The present study has several limitations. First, the relatively small sample size of this cross-sectional study might restrict the study findings. Second, the study did not examine many possible risk factors including previous antibiotic uptake and clinical history. Therefore, analysis of more isolates against diverse factors would provide a more generalized database. Third, the study did not consider all the patients with K. pneumoniae infections in the hospital, but only those who collected their clinical samples for routine laboratory investigations of diseases and yielded positive culture results for K. pneumoniae. To generalize these findings, further studies that targeted all patients admitted with suspected K. pneumoniae infection are essential.

Conclusions

The study reported increased MDR patterns among K. pneumoniae and high resistance rates against the tested antibiotics. The high resistance rate highlights the need to strengthen hospital-based antibiotic stewardship programs and infection-control measures to decrease the spread of MDR bacteria. Moreover, awareness of the susceptibility patterns of pathogens within a given local setting is important to select suitable antimicrobial therapy.

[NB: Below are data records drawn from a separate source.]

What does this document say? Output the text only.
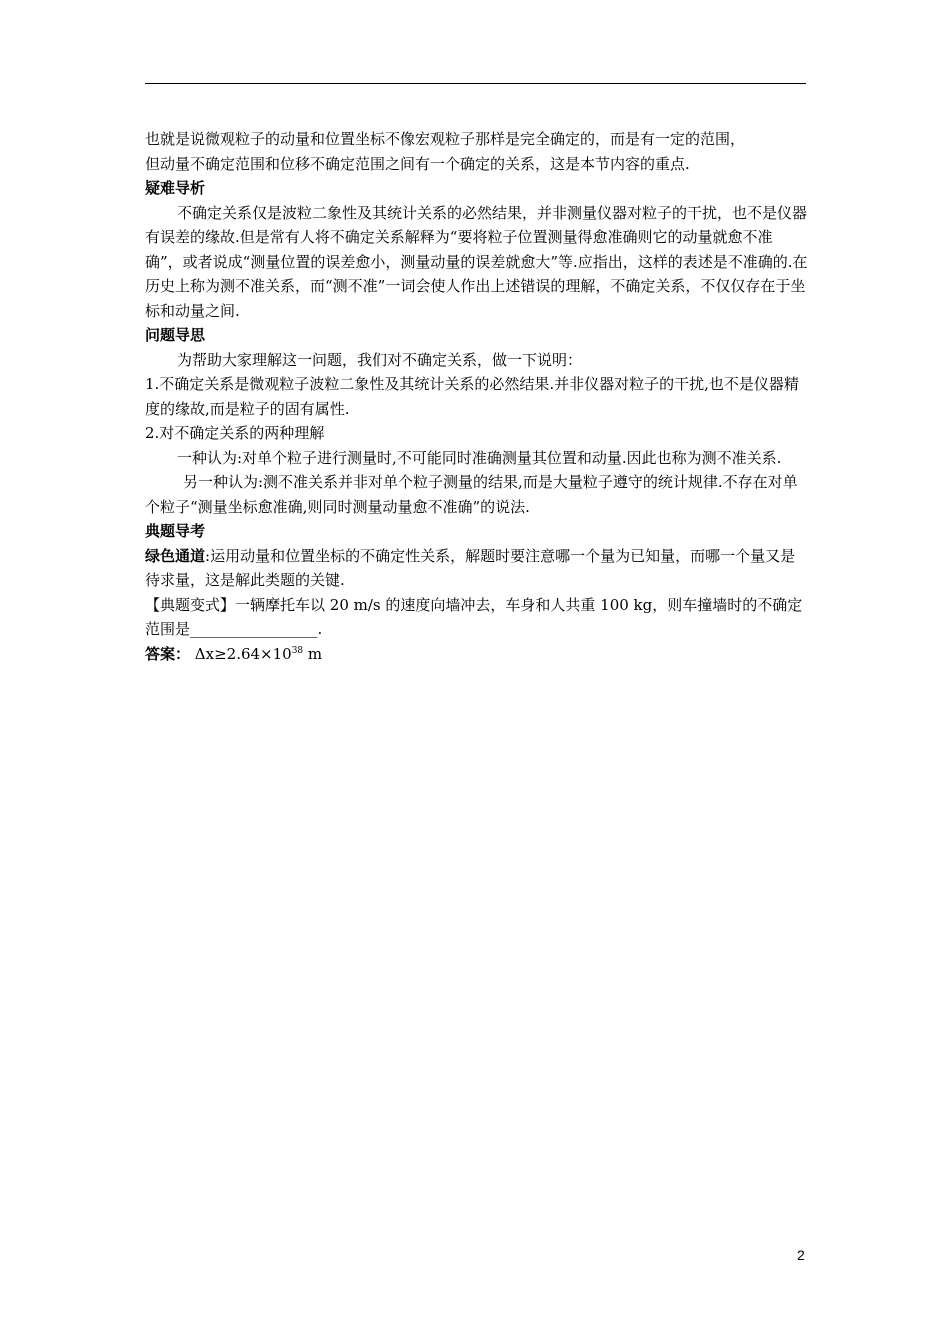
也就是说微观粒子的动量和位置坐标不像宏观粒子那样是完全确定的，而是有一定的范围，

但动量不确定范围和位移不确定范围之间有一个确定的关系，这是本节内容的重点.

疑难导析

不确定关系仅是波粒二象性及其统计关系的必然结果，并非测量仪器对粒子的干扰，也不是仪器有误差的缘故.但是常有人将不确定关系解释为“要将粒子位置测量得愈准确则它的动量就愈不准确”，或者说成“测量位置的误差愈小，测量动量的误差就愈大”等.应指出，这样的表述是不准确的.在历史上称为测不准关系，而“测不准”一词会使人作出上述错误的理解，不确定关系，不仅仅存在于坐标和动量之间.

问题导思

为帮助大家理解这一问题，我们对不确定关系，做一下说明：

1.不确定关系是微观粒子波粒二象性及其统计关系的必然结果.并非仪器对粒子的干扰,也不是仪器精度的缘故,而是粒子的固有属性.

2.对不确定关系的两种理解

一种认为:对单个粒子进行测量时,不可能同时准确测量其位置和动量.因此也称为测不准关系.

另一种认为:测不准关系并非对单个粒子测量的结果,而是大量粒子遵守的统计规律.不存在对单个粒子“测量坐标愈准确,则同时测量动量愈不准确”的说法.

典题导考

绿色通道:运用动量和位置坐标的不确定性关系，解题时要注意哪一个量为已知量，而哪一个量又是待求量，这是解此类题的关键.

【典题变式】一辆摩托车以 20 m/s 的速度向墙冲去，车身和人共重 100 kg，则车撞墙时的不确定范围是_________________.

答案： $\Delta x\ge 2.64\times 10^{38}$ m

2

The study demonstrated the significance of identifying risk factors in acquiring multidrug-resistant bacteria to design and implement strategies to prevent further increase in MDR pathogens. Determining the risk factors in developing MDR bacterial infections provided essential information to combat infection caused by such pathogens and can preserve alternative antimicrobial agents, thereby reducing the dependence on carbapenems. This study has offered a vision of MDR K. pneumoniae infection in our hospital setting and provided essential indications for further studies that may serve as guide in the prevention and reduction of MDR bacteria.